In deutschsprachigen Ländern ist Weihnachten ein besonderes Fest für Jäger, die diesen Anlass nutzen, um eine jagdlich geprägte, gastronomische Tradition zu feiern. Ob sie nun im Wald oder im Flachland jagen… — In der Woche vor der längsten Nacht des Jahres haben passionierte Jäger eine Verabredung mit dem Weihnachtshasen.
Aufgrund der klimatischen Entwicklungen der letzten Jahre werden die Zeiten, in denen wir unsere mit einer schönen Schneedecke bedeckten Gebiete genießen können, in unseren Breitengraden immer seltener. Doch im Dezember 2023 sind unsere Berge nur wenige Tage vor Weihnachten plötzlich in Weiß gekleidet! Die perfekte Gelegenheit, um eine alte Tradition wieder aufleben zu lassen.

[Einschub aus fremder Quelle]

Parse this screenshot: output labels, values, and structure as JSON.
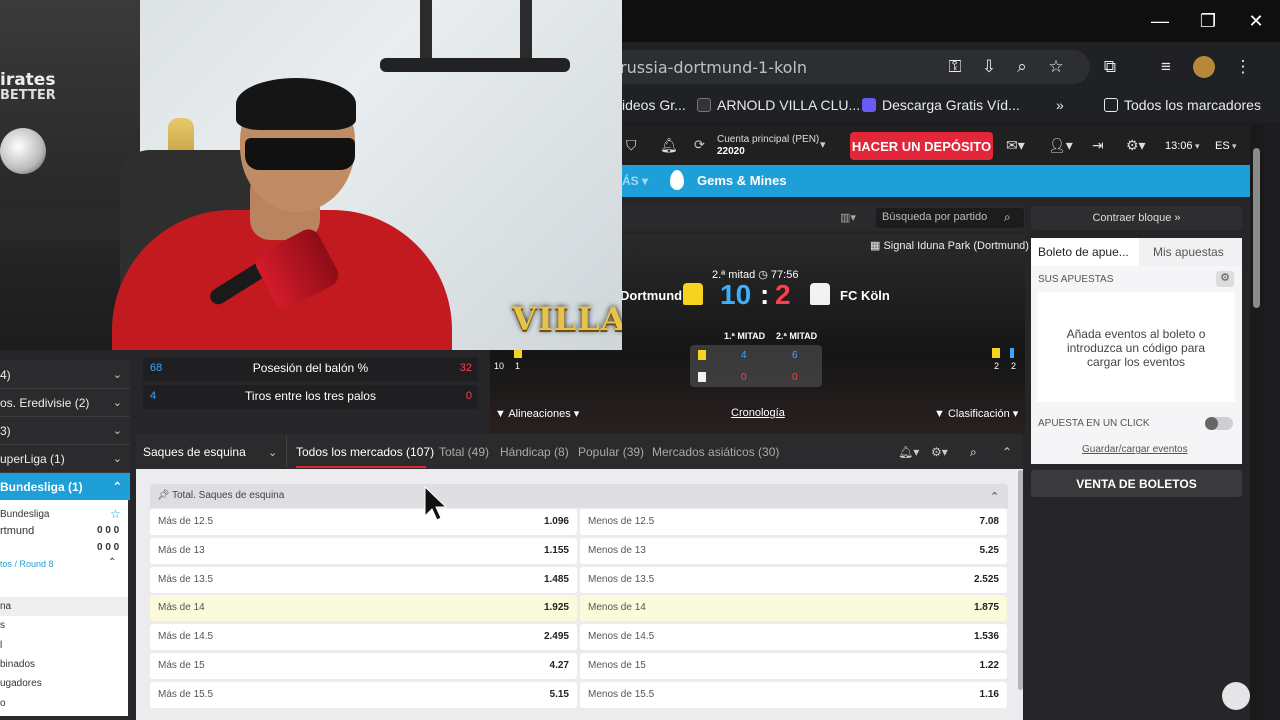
{
  "browser": {
    "url": "russia-dortmund-1-koln",
    "window_controls": [
      "—",
      "❐",
      "✕"
    ],
    "bookmarks": [
      {
        "label": "ideos Gr...",
        "color": "#888"
      },
      {
        "label": "ARNOLD VILLA CLU...",
        "color": "#444"
      },
      {
        "label": "Descarga Gratis Víd...",
        "color": "#6a5af9"
      }
    ],
    "bookmarks_overflow": "»",
    "all_bookmarks": "Todos los marcadores"
  },
  "webcam": {
    "logo": "VILLA",
    "shirt_text_1": "irates",
    "shirt_text_2": "BETTER"
  },
  "header": {
    "account_label": "Cuenta principal (PEN)",
    "account_value": "22020",
    "deposit_button": "HACER UN DEPÓSITO",
    "time": "13:06",
    "language": "ES"
  },
  "nav": {
    "more": "ÁS",
    "gems": "Gems & Mines"
  },
  "match": {
    "search_placeholder": "Búsqueda por partido",
    "stadium": "Signal Iduna Park (Dortmund)",
    "period": "2.ª mitad",
    "clock": "77:56",
    "home_team": "Dortmund",
    "away_team": "FC Köln",
    "home_score": "10",
    "separator": ":",
    "away_score": "2",
    "first_half_label": "1.ª MITAD",
    "second_half_label": "2.ª MITAD",
    "home_first_half": "4",
    "home_second_half": "6",
    "away_first_half": "0",
    "away_second_half": "0",
    "left_card_counts": [
      "10",
      "1"
    ],
    "right_card_counts": [
      "2",
      "2"
    ],
    "links": {
      "lineups": "Alineaciones",
      "timeline": "Cronología",
      "standings": "Clasificación"
    },
    "stats": [
      {
        "home": "68",
        "label": "Posesión del balón %",
        "away": "32"
      },
      {
        "home": "4",
        "label": "Tiros entre los tres palos",
        "away": "0"
      }
    ]
  },
  "sidebar": {
    "items": [
      {
        "label": "4)"
      },
      {
        "label": "os. Eredivisie (2)"
      },
      {
        "label": "3)"
      },
      {
        "label": "uperLiga (1)"
      },
      {
        "label": "Bundesliga (1)"
      }
    ],
    "league": "Bundesliga",
    "team1": "rtmund",
    "team1_score": "0 0 0",
    "team2_score": "0 0 0",
    "round": "tos / Round 8",
    "menu": [
      "na",
      "s",
      "l",
      "binados",
      "ugadores",
      "o"
    ]
  },
  "markets": {
    "selected": "Saques de esquina",
    "tabs": [
      {
        "label": "Todos los mercados (107)"
      },
      {
        "label": "Total (49)"
      },
      {
        "label": "Hándicap (8)"
      },
      {
        "label": "Popular (39)"
      },
      {
        "label": "Mercados asiáticos (30)"
      }
    ],
    "group_title": "Total. Saques de esquina",
    "rows": [
      {
        "over_label": "Más de 12.5",
        "over_odd": "1.096",
        "under_label": "Menos de 12.5",
        "under_odd": "7.08"
      },
      {
        "over_label": "Más de 13",
        "over_odd": "1.155",
        "under_label": "Menos de 13",
        "under_odd": "5.25"
      },
      {
        "over_label": "Más de 13.5",
        "over_odd": "1.485",
        "under_label": "Menos de 13.5",
        "under_odd": "2.525"
      },
      {
        "over_label": "Más de 14",
        "over_odd": "1.925",
        "under_label": "Menos de 14",
        "under_odd": "1.875"
      },
      {
        "over_label": "Más de 14.5",
        "over_odd": "2.495",
        "under_label": "Menos de 14.5",
        "under_odd": "1.536"
      },
      {
        "over_label": "Más de 15",
        "over_odd": "4.27",
        "under_label": "Menos de 15",
        "under_odd": "1.22"
      },
      {
        "over_label": "Más de 15.5",
        "over_odd": "5.15",
        "under_label": "Menos de 15.5",
        "under_odd": "1.16"
      }
    ]
  },
  "betslip": {
    "collapse_button": "Contraer bloque",
    "tab_slip": "Boleto de apue...",
    "tab_my_bets": "Mis apuestas",
    "your_bets": "SUS APUESTAS",
    "empty_message": "Añada eventos al boleto o introduzca un código para cargar los eventos",
    "one_click": "APUESTA EN UN CLICK",
    "save_load": "Guardar/cargar eventos",
    "sell": "VENTA DE BOLETOS"
  }
}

Die Suche nach dem Weihnachtshasen findet nicht nur wenige Tage vor den Weihnachtsfeiertagen statt, sondern erfüllt auch ein weiteres Kriterium: Sie wird mit einem mit Zielfernrohr bestückten KK-Repetierer durchgeführt. Wir machen wir uns auf den Weg in das Gebiet, das wir eigentlich eher mit der Jagd auf Rot-, Reh- und Schwarzwild in Verbindung bringen. Im Laufe des Jahres sind wir regelmäßig Hasen begegnet und wissen, dass der Besatz in unseren hochgelegenen, von jeglichen Pflanzenschutzmitteln verschonten Wäldern gut ist. Im Übrigen ist noch eine kleine Rechnung mit den Hasen offen, die letzten Herbst die Rinde der jungen Apfelbäume abnagten.

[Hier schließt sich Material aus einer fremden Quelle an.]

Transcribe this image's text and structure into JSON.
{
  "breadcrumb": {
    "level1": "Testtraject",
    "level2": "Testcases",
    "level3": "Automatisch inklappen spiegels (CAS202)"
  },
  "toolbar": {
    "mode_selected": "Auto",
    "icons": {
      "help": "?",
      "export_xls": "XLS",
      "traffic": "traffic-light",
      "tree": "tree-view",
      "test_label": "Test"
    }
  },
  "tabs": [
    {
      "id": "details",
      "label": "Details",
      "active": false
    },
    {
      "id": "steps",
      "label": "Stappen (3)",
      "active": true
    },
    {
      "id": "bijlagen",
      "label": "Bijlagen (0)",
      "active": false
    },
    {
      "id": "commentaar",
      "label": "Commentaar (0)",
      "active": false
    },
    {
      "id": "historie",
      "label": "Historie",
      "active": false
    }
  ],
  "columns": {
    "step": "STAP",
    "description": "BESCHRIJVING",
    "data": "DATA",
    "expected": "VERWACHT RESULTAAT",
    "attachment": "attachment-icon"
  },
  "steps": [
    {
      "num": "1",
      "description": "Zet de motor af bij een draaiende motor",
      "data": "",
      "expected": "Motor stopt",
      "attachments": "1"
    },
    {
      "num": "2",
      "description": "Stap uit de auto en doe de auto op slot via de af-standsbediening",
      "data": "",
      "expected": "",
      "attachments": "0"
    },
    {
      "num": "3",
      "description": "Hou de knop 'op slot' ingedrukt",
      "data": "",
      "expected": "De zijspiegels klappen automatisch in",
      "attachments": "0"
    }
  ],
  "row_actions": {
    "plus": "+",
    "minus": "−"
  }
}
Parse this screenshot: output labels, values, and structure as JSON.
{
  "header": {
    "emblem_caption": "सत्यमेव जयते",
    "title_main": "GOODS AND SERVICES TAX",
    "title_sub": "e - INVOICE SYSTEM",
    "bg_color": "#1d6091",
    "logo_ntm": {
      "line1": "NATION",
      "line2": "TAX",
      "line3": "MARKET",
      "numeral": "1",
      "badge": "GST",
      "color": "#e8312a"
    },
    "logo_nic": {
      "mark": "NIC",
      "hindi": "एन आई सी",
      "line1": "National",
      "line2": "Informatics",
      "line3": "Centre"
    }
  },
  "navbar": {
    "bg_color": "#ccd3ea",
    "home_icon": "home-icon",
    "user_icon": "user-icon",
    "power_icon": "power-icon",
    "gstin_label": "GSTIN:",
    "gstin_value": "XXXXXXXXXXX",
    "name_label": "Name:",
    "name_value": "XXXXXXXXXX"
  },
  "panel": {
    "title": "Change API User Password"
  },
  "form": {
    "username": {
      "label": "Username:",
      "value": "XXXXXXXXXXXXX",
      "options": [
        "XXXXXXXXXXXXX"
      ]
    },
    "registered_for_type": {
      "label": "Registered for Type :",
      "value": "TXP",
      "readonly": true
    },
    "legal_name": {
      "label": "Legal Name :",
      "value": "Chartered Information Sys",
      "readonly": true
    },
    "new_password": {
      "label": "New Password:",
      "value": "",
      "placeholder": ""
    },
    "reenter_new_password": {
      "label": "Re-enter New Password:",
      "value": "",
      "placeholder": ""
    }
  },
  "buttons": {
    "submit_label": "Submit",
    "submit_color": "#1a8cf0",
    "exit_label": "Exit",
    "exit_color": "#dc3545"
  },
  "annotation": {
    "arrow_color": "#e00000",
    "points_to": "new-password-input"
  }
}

Die Bäume waren dort gepflanzt worden, um dem Schalenwild und Drosseln, von denen Hunderte auf ihren Wanderungsströmen hier vorbeikommen, etwas Leckeres zu bieten. Die jungen Pflanzen fielen den Zähnen der Nager zum Opfer und wurden inzwischen durch andere Pflanzen ersetzt, die nun ein Maschendrahtzaun schützt. Hier – unweit des „Pflanzen-Krimis“ – beginnt unser Ausflug. Was für eine Freude, diese so vertrauten Landschaften wieder in weißem Gewand zu sehen.
Sofort werden Kindheitserinnerungen wach, die uns vor Augen führen, wie schnell die Zeit vergeht. Doch der eiskalte Nordwind, der unseren Wangen zusetzt und unsere Finger versteinert, reißt uns aus unseren Träumen.

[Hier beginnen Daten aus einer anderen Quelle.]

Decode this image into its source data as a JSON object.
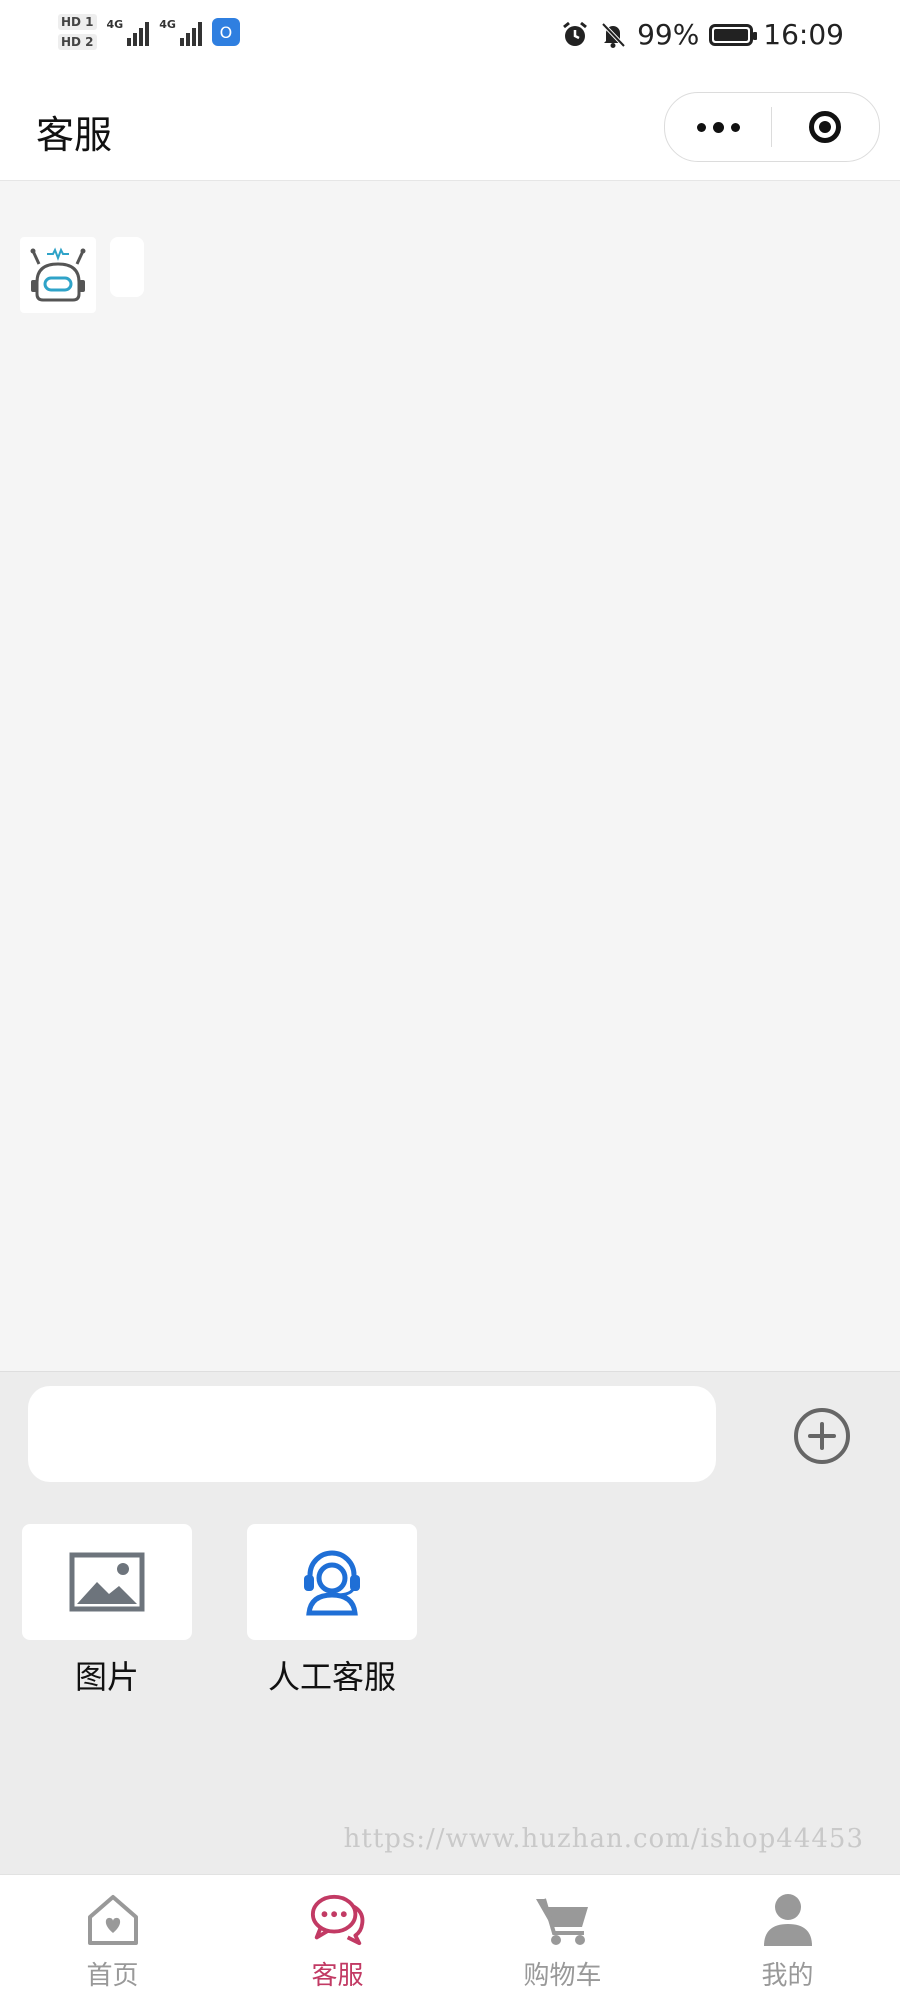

Das Magazin kommt an seinen Platz, der Verschluss schließt sich und nimmt eine kleine Kugel auf, die vielleicht „DIE“ Kugel des Weihnachtshasen sein wird. Die Waffe ist gesichert. Jetzt müssen wir nur noch in den Pulverschnee vordringen, der an manchen Stellen fast 50 Zentimeter hoch ist. Oryx bleibt brav bei Fuß, hält die Nase in den Wind und ist bereit, einzugreifen, falls der Schuss seines Hundeführers nicht so effektiv sein sollte wie erwartet.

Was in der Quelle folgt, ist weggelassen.